In fact, if anything, U.S. governmental actions are actually making consumer privacy even more vulnerable. For example, in August, a federal court severely limited the Federal Trade Commission’s power to monitor and control social media’s use of personal tracking data – “the bits of information that tell advertisers how old you are, what brands you like and how long you lingered on that must-see cat video” (Washington Post, August 31st). Unless that decision is reversed on appeal or Congress fills the void, this arena may have become virtually unregulated.
Companies routinely change their privacy policies, usually at the expense of consumers, with few if any consequences. Meanwhile Congress just dithers: “‘Although President Obama proposed a federal law in 2015 that would give companies 30 days to notify the public about a discovered hack, lawmakers have yet to approve a single national standard,’ Hayley Tsukayama, Craig Timberg and Brian Fung note in [the September 23rd Washington Post]. ‘Companies now face a messy patchwork of state disclosure laws but no federal standard for reporting about breaches, including when, how and who was affected.’

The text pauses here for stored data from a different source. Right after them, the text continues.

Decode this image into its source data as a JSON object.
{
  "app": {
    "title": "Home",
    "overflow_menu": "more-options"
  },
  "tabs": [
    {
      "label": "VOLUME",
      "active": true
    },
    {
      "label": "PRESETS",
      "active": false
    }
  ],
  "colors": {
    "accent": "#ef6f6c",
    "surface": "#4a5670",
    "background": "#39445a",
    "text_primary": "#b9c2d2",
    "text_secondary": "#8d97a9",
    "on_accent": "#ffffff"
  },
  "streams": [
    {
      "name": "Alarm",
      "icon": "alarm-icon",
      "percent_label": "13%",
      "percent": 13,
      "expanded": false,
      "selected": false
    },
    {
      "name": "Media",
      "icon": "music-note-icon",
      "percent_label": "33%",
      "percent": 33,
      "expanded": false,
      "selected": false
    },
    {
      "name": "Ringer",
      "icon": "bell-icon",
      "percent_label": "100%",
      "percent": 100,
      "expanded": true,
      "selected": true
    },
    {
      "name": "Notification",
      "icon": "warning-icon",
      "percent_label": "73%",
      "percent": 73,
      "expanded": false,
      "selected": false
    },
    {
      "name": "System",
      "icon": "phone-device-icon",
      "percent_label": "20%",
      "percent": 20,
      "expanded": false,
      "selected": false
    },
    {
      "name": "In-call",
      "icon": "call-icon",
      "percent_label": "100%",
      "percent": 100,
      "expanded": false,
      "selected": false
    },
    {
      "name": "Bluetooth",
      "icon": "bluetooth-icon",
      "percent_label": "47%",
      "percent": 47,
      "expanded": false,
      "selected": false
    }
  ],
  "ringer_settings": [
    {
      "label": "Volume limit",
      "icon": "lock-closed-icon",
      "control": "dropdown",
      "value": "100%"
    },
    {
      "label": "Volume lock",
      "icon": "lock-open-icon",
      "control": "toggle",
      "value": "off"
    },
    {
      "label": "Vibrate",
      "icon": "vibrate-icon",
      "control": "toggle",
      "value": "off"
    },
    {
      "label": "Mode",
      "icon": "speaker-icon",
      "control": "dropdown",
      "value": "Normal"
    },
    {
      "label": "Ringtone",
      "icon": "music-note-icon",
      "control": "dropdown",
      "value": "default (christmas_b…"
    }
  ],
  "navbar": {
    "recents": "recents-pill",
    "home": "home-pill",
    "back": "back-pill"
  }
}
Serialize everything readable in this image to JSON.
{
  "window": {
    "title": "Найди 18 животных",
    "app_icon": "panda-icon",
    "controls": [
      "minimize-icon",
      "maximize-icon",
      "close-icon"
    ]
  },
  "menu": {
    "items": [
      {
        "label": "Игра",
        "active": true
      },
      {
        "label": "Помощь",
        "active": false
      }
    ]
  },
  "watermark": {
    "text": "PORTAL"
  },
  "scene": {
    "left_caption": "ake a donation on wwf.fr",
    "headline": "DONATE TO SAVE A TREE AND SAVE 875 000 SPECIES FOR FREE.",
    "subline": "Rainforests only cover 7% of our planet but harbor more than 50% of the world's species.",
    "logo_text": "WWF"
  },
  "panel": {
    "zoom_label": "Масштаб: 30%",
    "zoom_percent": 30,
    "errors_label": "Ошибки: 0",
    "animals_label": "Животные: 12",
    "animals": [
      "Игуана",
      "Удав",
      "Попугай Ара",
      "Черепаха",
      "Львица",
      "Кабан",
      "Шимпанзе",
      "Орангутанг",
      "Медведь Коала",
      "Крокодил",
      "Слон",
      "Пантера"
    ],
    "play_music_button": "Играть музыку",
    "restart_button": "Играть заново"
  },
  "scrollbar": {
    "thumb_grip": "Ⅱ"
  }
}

“‘Action from Congress to create a uniform data breach notification standard so that consumers are notified in a much more timely manner is long overdue,’ Sen. Mark Warner (D-Va.) said in a statement last night.” The Post (Daily 202). Indeed, one of the most basic planks in the GOP platform is deeply anti-business-regulation of any kind, and nothing is likely to change consumer cyber-protections anytime soon given the current and expected near-term configuration in Congress. Those tech companies will keep funneling campaign cash, SuperPac support and really well-funded lobbying efforts to make sure consumers remain rather completely deprioritized by the federal government.
I’m Peter Dekom, and unless we as citizen-consumers scream loudly enough at our elected representatives for genuine protection, we can just sit back and read about the next and perhaps larger data breach… and the next… and the next.